Gaming has been a hobby of mine since about age seven and a passion for years now. The fantasy elements, collaborative storytelling, digital beeps and boops, and vibrant geek/gamer culture has something lurking in it that picks me up and moves me. I'll spare you the details of the video games I'm playing (hint - my favourite Pokemon are...) but I will share a few games that I've made - from Flash to twisted fiction.
Flash Game: Turtles in Spaaace!...
I took to Flash and ActionScript pretty well and, at the end of my second week of classes, cobbled this together with a bit of help from google and my instructor.




Get Adobe Flash player





Thomas the Tank Engine: Steampunk Horror D&D Campaign
What the heck is this? Well, let me share some of the details of a bizarre campaign I put together a few years ago while sprawled half-senseless and ill on the couch as my youngest watched the utterly abominable Thomas and the Magic Railroad movie three times in one day.
The resulting creation is a gaming campaign of steampunk horror featuring Thomas the Tank Engine and friends as the villains. It's set in a modified Iron Kingdoms campaign setting from Privateer Press and tells the story of the fall of the world. Emerging from the laboratories of an engineering genius known far and wide as The Fat Controller, a line of smiling-faced trains with Thomas at the head are introduced to the world with all the lack of appreciation technical brilliance usually receives.
Months later cities begin to fall, struck down and conquered by forces unknown. For weeks nothing is heard, then rumors begin to reach the world. Rumors of trains - appearing from nowhere, shattering defences with brute force, and disgorging armies of cruel soldiers into the soft underbelly of unsuspecting cities.
Worse than that is the word on the street -The Fat Controller is here, riding an army of iron to drive the world into a new age. He is unstoppable, the only choice is to join him and his ally; the smiling blue-clad Mr. Conductor.
What's going on? How can this be? Can anybody stop this mysterious army?
While utterly bizarre, and probably perverse in ways that shouldn't be allowed, this campaign has taken on a life of its own with a table of parents and kids clashing with the likes of Thomas, fleeing in terror from Mr. Conductor, and slowly discovering the truth about what has befallen the Iron Kingdoms.
I have even gone far enough to create a trailer for the game by taking the original theatrical trailer, recutting it and rebuilding the audio to end up with a somewhat disturbing video.
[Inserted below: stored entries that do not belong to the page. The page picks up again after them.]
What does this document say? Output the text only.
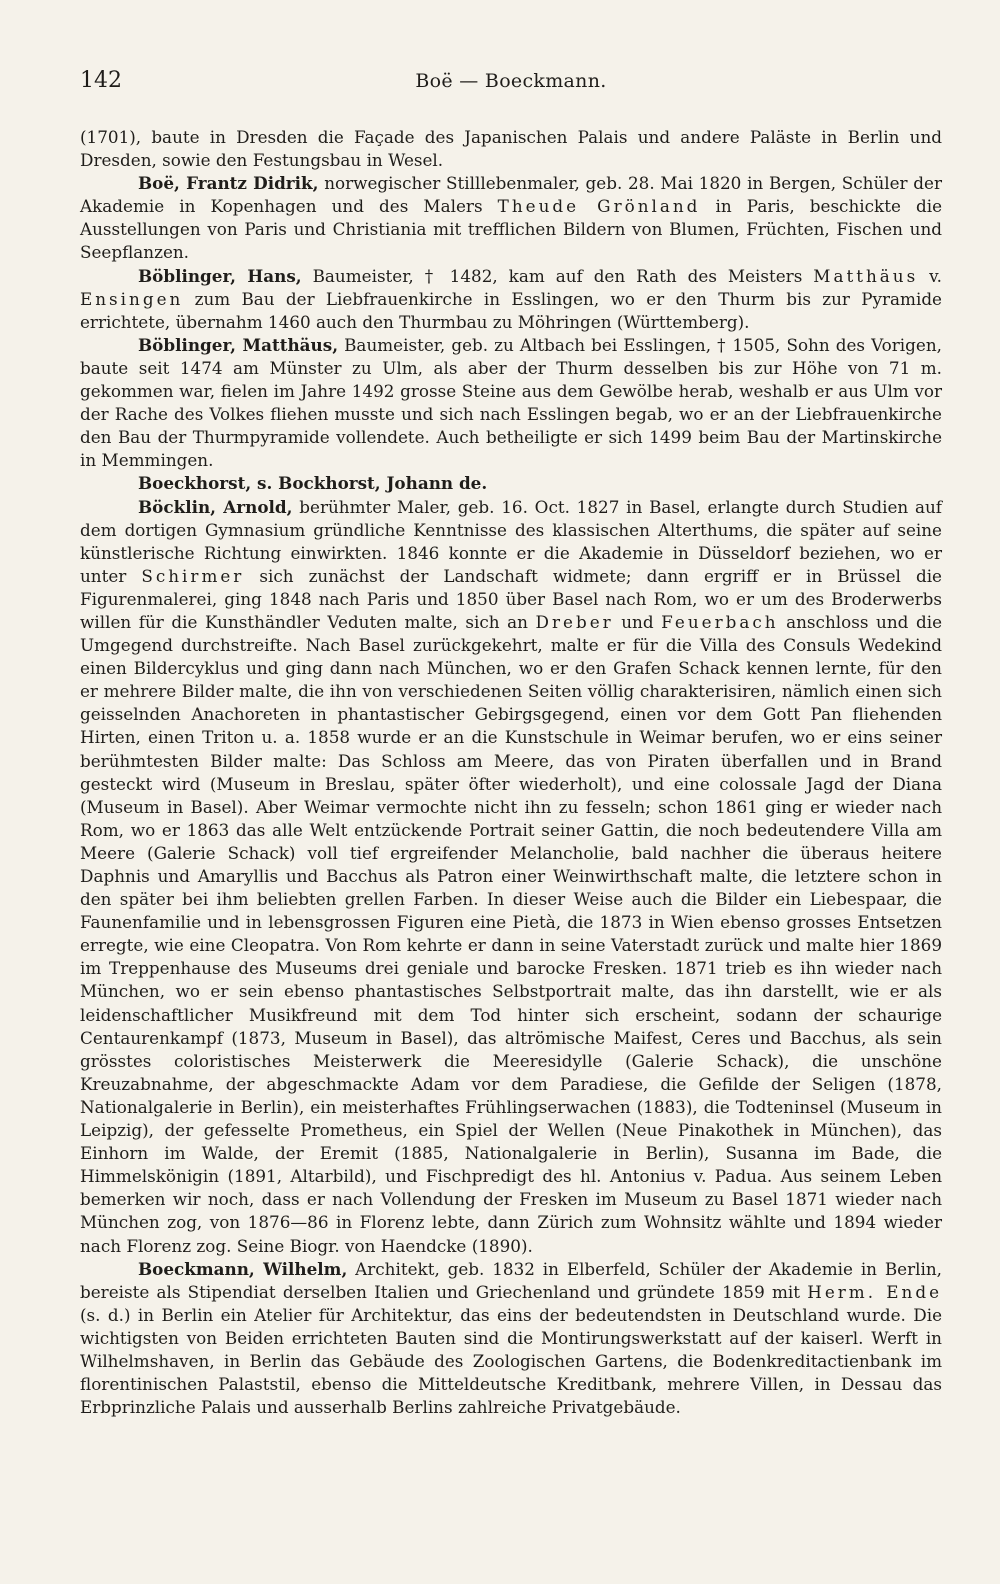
142	Boë — Boeckmann.

(1701), baute in Dresden die Façade des Japanischen Palais und andere Paläste in Berlin und Dresden, sowie den Festungsbau in Wesel.

Boë, Frantz Didrik, norwegischer Stilllebenmaler, geb. 28. Mai 1820 in Bergen, Schüler der Akademie in Kopenhagen und des Malers Theude Grönland in Paris, beschickte die Ausstellungen von Paris und Christiania mit trefflichen Bildern von Blumen, Früchten, Fischen und Seepflanzen.

Böblinger, Hans, Baumeister, † 1482, kam auf den Rath des Meisters Matthäus v. Ensingen zum Bau der Liebfrauenkirche in Esslingen, wo er den Thurm bis zur Pyramide errichtete, übernahm 1460 auch den Thurmbau zu Möhringen (Württemberg).

Böblinger, Matthäus, Baumeister, geb. zu Altbach bei Esslingen, † 1505, Sohn des Vorigen, baute seit 1474 am Münster zu Ulm, als aber der Thurm desselben bis zur Höhe von 71 m. gekommen war, fielen im Jahre 1492 grosse Steine aus dem Gewölbe herab, weshalb er aus Ulm vor der Rache des Volkes fliehen musste und sich nach Esslingen begab, wo er an der Liebfrauenkirche den Bau der Thurmpyramide vollendete. Auch betheiligte er sich 1499 beim Bau der Martinskirche in Memmingen.

Boeckhorst, s. Bockhorst, Johann de.

Böcklin, Arnold, berühmter Maler, geb. 16. Oct. 1827 in Basel, erlangte durch Studien auf dem dortigen Gymnasium gründliche Kenntnisse des klassischen Alterthums, die später auf seine künstlerische Richtung einwirkten. 1846 konnte er die Akademie in Düsseldorf beziehen, wo er unter Schirmer sich zunächst der Landschaft widmete; dann ergriff er in Brüssel die Figurenmalerei, ging 1848 nach Paris und 1850 über Basel nach Rom, wo er um des Broderwerbs willen für die Kunsthändler Veduten malte, sich an Dreber und Feuerbach anschloss und die Umgegend durchstreifte. Nach Basel zurückgekehrt, malte er für die Villa des Consuls Wedekind einen Bildercyklus und ging dann nach München, wo er den Grafen Schack kennen lernte, für den er mehrere Bilder malte, die ihn von verschiedenen Seiten völlig charakterisiren, nämlich einen sich geisselnden Anachoreten in phantastischer Gebirgsgegend, einen vor dem Gott Pan fliehenden Hirten, einen Triton u. a. 1858 wurde er an die Kunstschule in Weimar berufen, wo er eins seiner berühmtesten Bilder malte: Das Schloss am Meere, das von Piraten überfallen und in Brand gesteckt wird (Museum in Breslau, später öfter wiederholt), und eine colossale Jagd der Diana (Museum in Basel). Aber Weimar vermochte nicht ihn zu fesseln; schon 1861 ging er wieder nach Rom, wo er 1863 das alle Welt entzückende Portrait seiner Gattin, die noch bedeutendere Villa am Meere (Galerie Schack) voll tief ergreifender Melancholie, bald nachher die überaus heitere Daphnis und Amaryllis und Bacchus als Patron einer Weinwirthschaft malte, die letztere schon in den später bei ihm beliebten grellen Farben. In dieser Weise auch die Bilder ein Liebespaar, die Faunenfamilie und in lebensgrossen Figuren eine Pietà, die 1873 in Wien ebenso grosses Entsetzen erregte, wie eine Cleopatra. Von Rom kehrte er dann in seine Vaterstadt zurück und malte hier 1869 im Treppenhause des Museums drei geniale und barocke Fresken. 1871 trieb es ihn wieder nach München, wo er sein ebenso phantastisches Selbstportrait malte, das ihn darstellt, wie er als leidenschaftlicher Musikfreund mit dem Tod hinter sich erscheint, sodann der schaurige Centaurenkampf (1873, Museum in Basel), das altrömische Maifest, Ceres und Bacchus, als sein grösstes coloristisches Meisterwerk die Meeresidylle (Galerie Schack), die unschöne Kreuzabnahme, der abgeschmackte Adam vor dem Paradiese, die Gefilde der Seligen (1878, Nationalgalerie in Berlin), ein meisterhaftes Frühlingserwachen (1883), die Todteninsel (Museum in Leipzig), der gefesselte Prometheus, ein Spiel der Wellen (Neue Pinakothek in München), das Einhorn im Walde, der Eremit (1885, Nationalgalerie in Berlin), Susanna im Bade, die Himmelskönigin (1891, Altarbild), und Fischpredigt des hl. Antonius v. Padua. Aus seinem Leben bemerken wir noch, dass er nach Vollendung der Fresken im Museum zu Basel 1871 wieder nach München zog, von 1876—86 in Florenz lebte, dann Zürich zum Wohnsitz wählte und 1894 wieder nach Florenz zog. Seine Biogr. von Haendcke (1890).

Boeckmann, Wilhelm, Architekt, geb. 1832 in Elberfeld, Schüler der Akademie in Berlin, bereiste als Stipendiat derselben Italien und Griechenland und gründete 1859 mit Herm. Ende (s. d.) in Berlin ein Atelier für Architektur, das eins der bedeutendsten in Deutschland wurde. Die wichtigsten von Beiden errichteten Bauten sind die Montirungswerkstatt auf der kaiserl. Werft in Wilhelmshaven, in Berlin das Gebäude des Zoologischen Gartens, die Bodenkreditactienbank im florentinischen Palaststil, ebenso die Mitteldeutsche Kreditbank, mehrere Villen, in Dessau das Erbprinzliche Palais und ausserhalb Berlins zahlreiche Privatgebäude.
If you're still here, check back in a bit once I've had time to flesh this out with more campaign details. Of interest to the hardcore out there, and as something I'm rather proud of, the backstory and game mechanics of the villains all jive 100% with the existing D&D 3.5 rules and cosmology. The plan is to package it up as a .pdf and make it available for download so bear with me.
In the interim, I kicked off a fairly standard Dark Sun 4e campaign that ended dismally due to logistical difficulties. Then I launched into a Mega Man II-inspired gaming campaign. That... well, that's a long story. I hope to run it again sometime and, in the interim, have plans in the works for mapping more iconic children's properties into gaming campaigns. Next up? Sesame Street and the Muppet Show invade Gamma World!